Most of the 52 provinces are in the Visayas and Mindanao regions, while the nine of top 10 provinces are in Luzon. The highest estimated available SEF revenue per PSS is Php 3,153, which is in the Province of Bataan; the lowest, Php 3.00, in the Province of Basilan. As mentioned above, the provinces in the ARMM have outdated SMVs, which could partly be the reason for this situation.

Student Population and SEF Collection

Another concern is the number of students per province. Student population may be fluctuating, but a general trend suggests that it is always going up. Looking at the statistics from the Department of Education (DepEd) reveals that there are areas with large student population like Cebu with 482,699 students from public elementary and high schools, while others have smaller like Batanes with 4,111. This means that larger student population requires larger SEF allotment, but smaller ones need not necessarily have smaller counterparts.

Though the Province of Batangas registered the highest SEF collection at Php 640.55 million, it is only second in terms of SEF-PSS ration. The Province of Bataan may have lower collections, Php 420 million, but they also have relatively fewer students. On the other extreme, the Province of Basilan took the lowest spot with Php 0.13 million collection.

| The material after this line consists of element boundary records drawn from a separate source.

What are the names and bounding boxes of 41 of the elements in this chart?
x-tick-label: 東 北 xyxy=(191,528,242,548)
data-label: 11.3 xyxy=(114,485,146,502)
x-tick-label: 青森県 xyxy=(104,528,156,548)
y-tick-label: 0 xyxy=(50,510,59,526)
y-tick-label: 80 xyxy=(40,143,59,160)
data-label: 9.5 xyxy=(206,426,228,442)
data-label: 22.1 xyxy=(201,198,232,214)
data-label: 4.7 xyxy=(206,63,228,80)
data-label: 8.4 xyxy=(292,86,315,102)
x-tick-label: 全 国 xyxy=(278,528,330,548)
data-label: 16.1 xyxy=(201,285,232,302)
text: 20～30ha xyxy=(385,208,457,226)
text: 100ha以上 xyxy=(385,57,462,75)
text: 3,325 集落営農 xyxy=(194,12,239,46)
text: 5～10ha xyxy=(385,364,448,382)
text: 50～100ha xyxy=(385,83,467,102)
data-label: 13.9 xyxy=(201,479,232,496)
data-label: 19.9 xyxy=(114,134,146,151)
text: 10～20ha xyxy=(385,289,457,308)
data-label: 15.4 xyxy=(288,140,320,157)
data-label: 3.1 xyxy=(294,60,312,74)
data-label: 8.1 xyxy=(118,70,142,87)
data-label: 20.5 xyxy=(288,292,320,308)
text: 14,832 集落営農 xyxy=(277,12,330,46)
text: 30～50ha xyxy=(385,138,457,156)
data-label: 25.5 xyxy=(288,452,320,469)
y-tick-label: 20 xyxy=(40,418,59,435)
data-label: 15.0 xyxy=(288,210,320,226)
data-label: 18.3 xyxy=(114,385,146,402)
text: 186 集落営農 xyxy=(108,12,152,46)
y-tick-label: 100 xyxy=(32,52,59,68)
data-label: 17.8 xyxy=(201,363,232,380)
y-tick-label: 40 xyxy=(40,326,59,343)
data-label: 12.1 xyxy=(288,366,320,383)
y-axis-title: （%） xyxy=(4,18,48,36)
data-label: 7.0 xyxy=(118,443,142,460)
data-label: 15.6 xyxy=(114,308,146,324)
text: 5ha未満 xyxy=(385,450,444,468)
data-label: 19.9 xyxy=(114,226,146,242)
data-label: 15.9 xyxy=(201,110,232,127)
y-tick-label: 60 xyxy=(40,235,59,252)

If the LGU fails to collect RPTs, which is sometimes if not oftentimes the case, then SEF collections could also be affected. There are mechanisms, however, in order for the LGUs to follow through uncollected RPTs. Also, LGUs may impose fines for late payment, which can also accrue to SEF. Thus, there is a challenge for LGUs to be aggressive in the collection of SEF, especially if they have a large student population.

The Challenge and Some Concluding Remarks

The advertisement posed two challenges: (1) ‘[a]n updated SMV contributes to higher revenue generation capacity to fund education services; and (2) ‘[i]mproving collection efficiency increases local revenues even more’. These are real challenges. These responds to the issues raised above about SMVs and SEF collection.

Taking the challenge to a higher level, there must also be a reevaluation of the SEF system. The LGC of 1991 and its framers intended to have a special fund for provision of education services at the local level. The basis of the fund however may raise other issues. Since the SEF is largely based on the RPT, smaller LGUs in terms of land area are expected to have lower SEF collections. While they may also have smaller student population, it is not enough a justification for them to settle with their low collections.

Likewise, the idea that the province as equaliser may work in better situated provinces. Elsewhere, the challenges are still present. A poor municipality in a poor province may have problems in providing education services. There is already instance where a first income class municipality in a first income class province is having its share of difficulties. Worse could be expected for lesser-situated LGUs.

In the short-term, LGUs can start solving their SEF problem by regularly updating their SMVs. For politicians, this could be a hard task. Increasing taxes is like killing the dreams of reelection. However, if the citizens can see that proper services are provided, there should be no reason not to update the SMVs.

In the long-term, a review of the SEF system can be made by looking at other possible sources of SEF aside from RPT, or improve/modify the computation scheme. There are many pending proposed legislations in both chambers of Congress about the SEF, its collection and utilisation. After more than 20 years, it is about time to update it as well.

ENDNOTES

[1] Data from DOF-BLGF covered 2010 to 2012.

[2] Data for the Province of Tawi-Tawi is not available.

About the author

Jan Robert R. Go is Assistant Professor at the Department of Political Science, University of the Philippines Diliman. His research interests include decentralisation and devolution studies, local government and politics, politics of educational reform and governance, and new institutionalism in political science.